Outside the plethora of media propaganda and hearsay, investors have access to Deutsche Bank financial results (annual reports) on this link.

According to the first line 2015 annual report “2015 was a challenging year for Deutsche Bank“. The first obvious takeout, is that investors are in for the long run with strategy 2020 which takes on 4 key deliverables.

  1. to become simpler and more efficient. (cost)
  2. to become less risky by modernizing our technology. (cost)
  3. to become better capitalized. (cost)
  4. to run Deutsche Bank with more disciplined execution. (cost)

All the above indicate limited returns for equity risk out to 2020 assuming the bank meets its targets.

Here are the headline numbers (or not) that come out from the above.

  1. eliminate approximately 90 legal entities – so this is 45 per year or 1 every fortnight.
  2. “We aim to modernize our IT architecture, for instance by reducing the number of individual operating systems” – this is simply an open cost with no headline value leaving the investor open on risk.
  3. reduce Risk Weighted Assets (RWAs) from €410 billion to €320 billion by 2018 and €100 billion by 2020. – this is over €100 billion per year of RWA (€8.5 billion per month continuously for 3 years).
  4. no value assigned to this task again leaving the investor open on risk.

The bank will also exit from legacy Rates assets, Agency Residential Mortgage-Backed Securities (RMBS) trading and high risk-weight securitized trading.
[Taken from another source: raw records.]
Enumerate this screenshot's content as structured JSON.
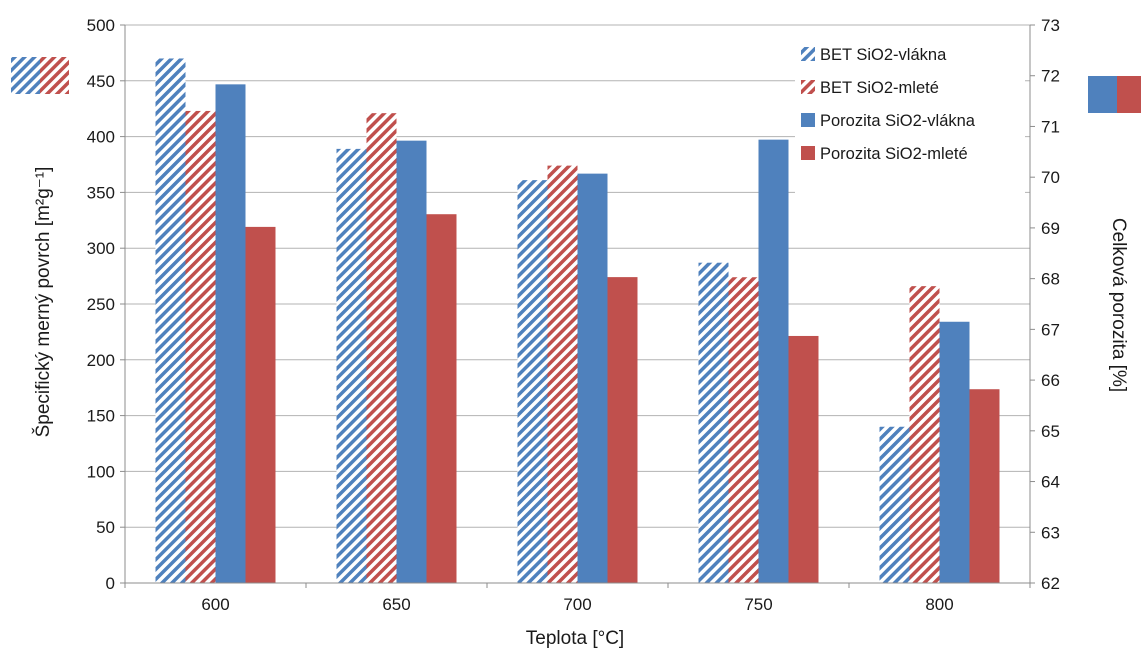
{
  "chart_data": {
    "type": "bar",
    "categories": [
      "600",
      "650",
      "700",
      "750",
      "800"
    ],
    "xlabel": "Teplota [°C]",
    "ylabel_left": "Špecifický merný povrch [m²g⁻¹]",
    "ylabel_right": "Celková porozita [%]",
    "ylim_left": [
      0,
      500
    ],
    "ylim_right": [
      62,
      73
    ],
    "yticks_left": [
      "0",
      "50",
      "100",
      "150",
      "200",
      "250",
      "300",
      "350",
      "400",
      "450",
      "500"
    ],
    "yticks_right": [
      "62",
      "63",
      "64",
      "65",
      "66",
      "67",
      "68",
      "69",
      "70",
      "71",
      "72",
      "73"
    ],
    "grid": "horizontal",
    "legend_position": "top-right",
    "series": [
      {
        "name": "BET SiO2-vlákna",
        "axis": "left",
        "style": "hatched",
        "color": "#4f81bd",
        "values": [
          470,
          389,
          361,
          287,
          140
        ]
      },
      {
        "name": "BET SiO2-mleté",
        "axis": "left",
        "style": "hatched",
        "color": "#c0504d",
        "values": [
          423,
          421,
          374,
          274,
          266
        ]
      },
      {
        "name": "Porozita SiO2-vlákna",
        "axis": "right",
        "style": "solid",
        "color": "#4f81bd",
        "values": [
          71.83,
          70.72,
          70.07,
          70.74,
          67.15
        ]
      },
      {
        "name": "Porozita SiO2-mleté",
        "axis": "right",
        "style": "solid",
        "color": "#c0504d",
        "values": [
          69.02,
          69.27,
          68.03,
          66.87,
          65.82
        ]
      }
    ]
  }
}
This translates to significant reduction in top line revenue. even before other activities such as Emerging Markets Debt, Rates & Credit OTC clearing are rationalized!


Image result for arrow picture  Margins will be slim.

The well reported drop in market capitalisation leaves the bank at less than 50% of it’s 2015 reported value.

Is this discount enough or has the market, in fact, not priced in enough (as may be the case from the open $14 billion department of justice fine) which at the current point in time represents the entire market capital of the firm.